Ainda ligado ao tema anterior, a revista traz um artigo de uma página e meia sobre um assunto essencialmente técnico, de ciência da computação, acessível ao leitor comum. Aliás, eu aproveito para chamar a sua atenção para este tema, que considero ser um forte candidato a um dos campeões dos impactos futuros mais profundos. Chamo a ua atenção também para a beleza e a complexidade técnica do problema, bem refletidos nas soluções propostas até agora. Trata-se de artigo na seção de Ciência e Tecnologia que aborda o advento de sistemas distribuídos de informação. O artigo focaliza a atenção principalmente no projeto FreeNet que promete uma tecnologia distribuída para armazenar informação digital que poderá ser disponibilizada e consumida de forma anônima, sem que ninguém saiba onde a informação se encontra em cada instante. Conseqüentemente a informação não pode ser destruída. Este sistema está sendo alardeado como uma ferramenta para tornar realidade a impossibilidade de censurar a informação. Por quem quer que seja. Uma afirmação e tanto, pense um pouco! Que impacto econômico, social e cultural! Está curioso para saber maiores detalhes? Comece pela página do projeto na teia em <http://freenet.sourceforge.net/>.

A revista traz ainda um artigo de uma página sobre a nova mania na rede: o ``instant messaging'' e a guerra de cunho comercial envolvida nesta questão. Um belo artigo, que acaba apontando para protocolos abertos como a ferramenta capaz de contrapor-se à tendência a monopólio que está se despontando e que preocupa cada vez mais; um tema e tanto. Acho que eu precisava de um número inteiro do BCC News para desenvolver adequadamente este tema!
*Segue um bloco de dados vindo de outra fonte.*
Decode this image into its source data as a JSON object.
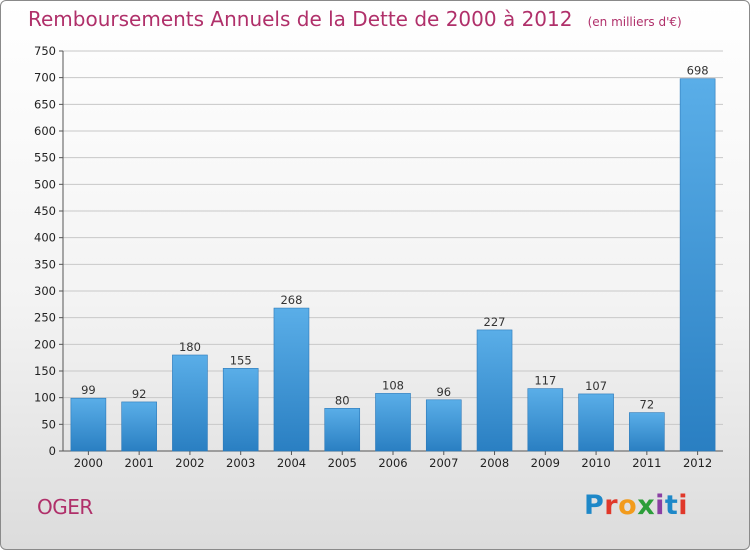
{
  "title": "Remboursements Annuels de la Dette de 2000 à 2012",
  "unit_note": "(en milliers d'€)",
  "commune": "OGER",
  "brand": {
    "letters": [
      "P",
      "r",
      "o",
      "x",
      "i",
      "t",
      "i"
    ]
  },
  "colors": {
    "title": "#b0306a",
    "bar_top": "#5aaee8",
    "bar_bottom": "#2a7fc2",
    "grid": "#c8c8c8"
  },
  "chart_data": {
    "type": "bar",
    "title": "Remboursements Annuels de la Dette de 2000 à 2012",
    "subtitle": "(en milliers d'€)",
    "categories": [
      "2000",
      "2001",
      "2002",
      "2003",
      "2004",
      "2005",
      "2006",
      "2007",
      "2008",
      "2009",
      "2010",
      "2011",
      "2012"
    ],
    "values": [
      99,
      92,
      180,
      155,
      268,
      80,
      108,
      96,
      227,
      117,
      107,
      72,
      698
    ],
    "ylim": [
      0,
      750
    ],
    "yticks": [
      0,
      50,
      100,
      150,
      200,
      250,
      300,
      350,
      400,
      450,
      500,
      550,
      600,
      650,
      700,
      750
    ],
    "grid": true,
    "data_labels": true
  }
}
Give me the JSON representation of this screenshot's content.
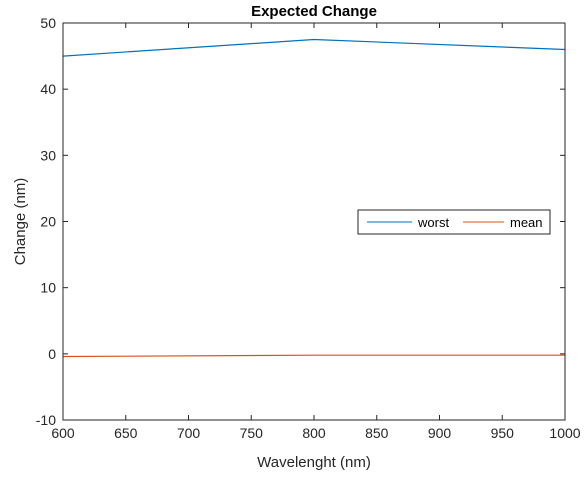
{
  "chart_data": {
    "type": "line",
    "title": "Expected Change",
    "xlabel": "Wavelenght (nm)",
    "ylabel": "Change (nm)",
    "xlim": [
      600,
      1000
    ],
    "ylim": [
      -10,
      50
    ],
    "xticks": [
      600,
      650,
      700,
      750,
      800,
      850,
      900,
      950,
      1000
    ],
    "yticks": [
      -10,
      0,
      10,
      20,
      30,
      40,
      50
    ],
    "grid": false,
    "legend": {
      "placement": "right",
      "orientation": "horizontal"
    },
    "x": [
      600,
      800,
      1000
    ],
    "series": [
      {
        "name": "worst",
        "color": "#0072BD",
        "values": [
          45.0,
          47.5,
          46.0
        ]
      },
      {
        "name": "mean",
        "color": "#D95319",
        "values": [
          -0.4,
          -0.2,
          -0.2
        ]
      }
    ]
  }
}
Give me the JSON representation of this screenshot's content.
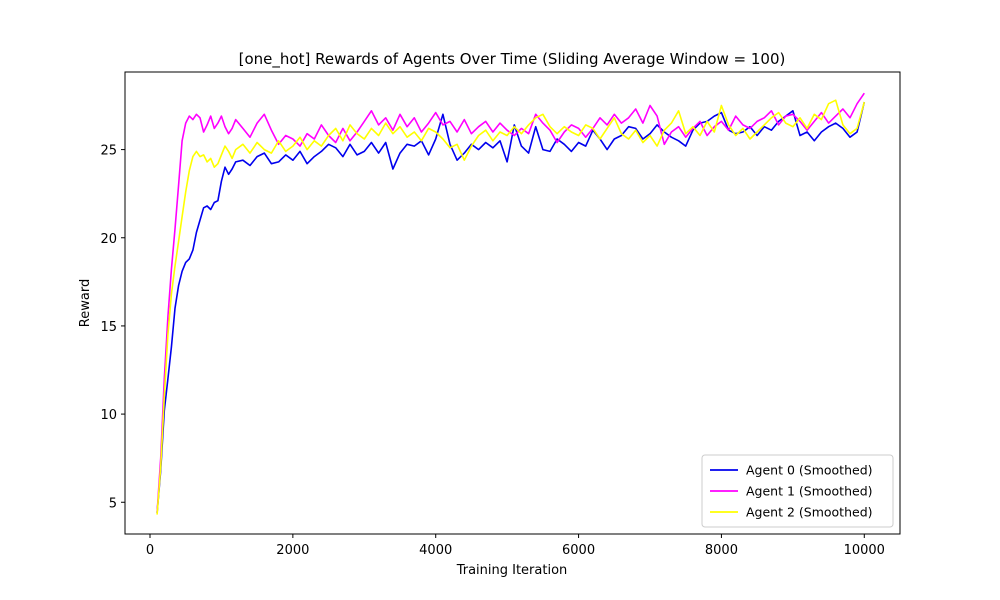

Outra matéria muito interessante é um artigo convidado pela revista. Convidaram Jeffrey Sachs, o professor de Harvard, a escrever sobre globalização. Ele acabou concluindo que o mundo não é mais dividido por ideologia, mas por tecnologia. E escreve sobre o poder divisivo da tecnologia e de como a percepção da tecnologia e a capacidade de inovação de cada país determinam o seu futuro no quadro que vivemos. Aborda também as mudanças necessárias para lidar com a nova realidade. Este artigo faz a gente pensar muito. A região sul do Brasil é classificada no artigo como ``capaz de adotar tecnologias'' enquanto a maior parte do país é classificada como ``tecnologicamente excluída''. No hemisfério Sul nem pensar na categoria de ``inovadores tecnológicos'' (com a exceção da Austrália) cujos 5 maiores líderes correspondem a 10% da população mundial, são responsáveis por 41% da produção mundial e por 87% das patentes válidas nos Estados Unidos. E nós? Como vamos enfrentar esta situação? Será que estamos nos preparando adequadamente para o futuro?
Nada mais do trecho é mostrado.